Четырнадцатого февраля, в день открытия Государственной думы, в Петрограде проходит новая демонстрация рабочих. Восемнадцатого февраля забастовали путиловцы, двадцать второго февраля бастуют рабочие почти всех крупных предприятий, двадцать четвертого февраля бастовало уже около двухсот тысяч рабочих. Демонстранты несли лозунги: «Долой царя», «Долой войну», «Хлеба!»
* * *Из листовки Петербургского комитета партии большевиков, изданной 25 февраля 1917 года:
«Надвинулось время открытой борьбы. Забастовки, митинги, демонстрации не ослабят организацию, а усилят ее. Пользуйтесь всяким случаем, всяким удобным днем. Всегда и везде с массой и со своими революционными лозунгами. Всех зовите к борьбе. Лучше погибнуть славной смертью, борясь за рабочее дело, чем сложить голову за барыши капитала на фронте или зачахнуть от голода и непосильной работы. Отдельное выступление может разрастись во всероссийскую революцию, которая даст толчок к революции и в других странах.
Впереди борьба, но нас ждет верная победа. Все под красные знамена революции! Долой царскую монархию! Да здравствует демократическая республика! Да здравствует восьмичасовой рабочий день! Вся помещичья земля народу! Да здравствует всероссийская всеобщая стачка! Долой войну! Да здравствует братство рабочих всего мира! Да здравствует Социалистический интернационал!»
Двадцать пятого февраля крайне обеспокоенный ходом событий царь дал приказ командующему Петроградским военным округом генералу Хабалову: «Повелеваю завтра же прекратить в столице беспорядки».
Но Революцию царь остановить уже не мог…
* * *Зябко… Казалось бы, и печи протоплены хорошо, и окна плотно прикрыты — ни одной щелочки, через которую может пробраться в комнаты сырой, мозглый февральский ветер, и так покойно, привычно среди слабо мерцающих лампад и уютной мягкой мебели, а все равно зябко.
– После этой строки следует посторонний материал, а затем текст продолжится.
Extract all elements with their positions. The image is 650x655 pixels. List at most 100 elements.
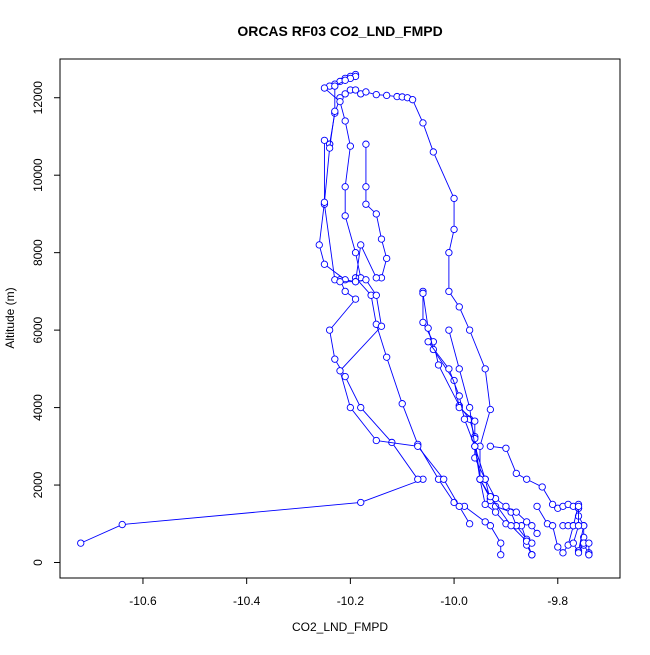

Словно тихонько крадется у тебя по спине морозец, исподволь взбираясь все выше и выше, и вот уже он холодит затылок, ерошит на макушке тщательно уложенные волосы, скользким, мерзким ужом забирается под темя и расползается там, в мозгу, сковывая его ледяным ужасом непоправимости надвигающейся беды, великого крушения всего, что казалось еще совсем недавно столь незыблемым, вечным, как древние египетские пирамиды или седые горы, над которыми время не имеет власти.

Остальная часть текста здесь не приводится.